Yes, that seems to be the case, at least to some extent. I'm working currently with STS 4.21. And after adding explicitly \t the test went through. It doesn't help to add the data into a CSV file. The same problems occur. But what did work is a single line string. And now I'm wondering if it's an IDE problem or if the compiler is doing this. Do you use a different IDE (i.e. IntelliJ)?

Feb 26 '24 09:02 kasim-ba

IDEs also remove trailing whitespaces from files, if configured. It's definitely nothing the compiler does.

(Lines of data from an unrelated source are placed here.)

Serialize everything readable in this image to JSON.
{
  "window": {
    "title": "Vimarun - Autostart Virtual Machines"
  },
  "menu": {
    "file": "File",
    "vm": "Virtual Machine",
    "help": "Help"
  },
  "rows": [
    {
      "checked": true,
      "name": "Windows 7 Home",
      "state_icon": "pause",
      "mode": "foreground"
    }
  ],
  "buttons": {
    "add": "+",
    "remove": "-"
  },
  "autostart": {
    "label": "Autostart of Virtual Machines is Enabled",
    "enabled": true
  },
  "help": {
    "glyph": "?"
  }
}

Maybe this helps: https://stackoverflow.com/a/2618521

Feb 26 '24 11:02 osiegmar

Well, adding those settings did not really help with my problem, but there is definitely some problem with eclipse. The other problem that I don't understand is why this problem prevails with file. So using a CSV file, gets me the same error.

Feb 26 '24 14:02 kasim-ba

If the problem prevails with a file, the file has limes trimmed. I cannot reproduce - this just works fine:

import static org.assertj.core.api.Assertions.assertThat;

import java.io.IOException;
import java.nio.file.Files;
import java.nio.file.Path;

import org.junit.jupiter.api.Test;
import org.junit.jupiter.api.io.TempDir;

import de.siegmar.fastcsv.reader.CsvReader;
import testutil.CsvRecordAssert;

public class TabTest {

    @TempDir
    private Path tempDir;

    @Test
    void test() throws IOException {
        var data = """
        one\ttwo\tthree\t\t\t
        one\ttwo\tthree\tfour\tfive\tsix
        one\t\t\t\t\t
        one\ttwo\t\t\t\t
        """;

        var tempFile = tempDir.resolve("foo.csv");

        Files.writeString(tempFile, data);

        var stream = CsvReader.builder().fieldSeparator('\t').ofCsvRecord(tempFile).stream();

        assertThat(stream).satisfiesExactly(
            rec -> CsvRecordAssert.assertThat(rec).fields()
                .hasSize(6).containsExactly("one", "two", "three", "", "", ""),
            rec -> CsvRecordAssert.assertThat(rec).fields()
                .hasSize(6).containsExactly("one", "two", "three", "four", "five", "six"),
            rec -> CsvRecordAssert.assertThat(rec).fields()
                .hasSize(6).containsExactly("one", "", "", "", "", ""),
            rec -> CsvRecordAssert.assertThat(rec).fields()
                .hasSize(6).containsExactly("one", "two", "", "", "", "")
        );
    }

}

Feb 26 '24 17:02 osiegmar

Strange eclipse. Anyway, thanks for your support.

Feb 27 '24 07:02 kasim-ba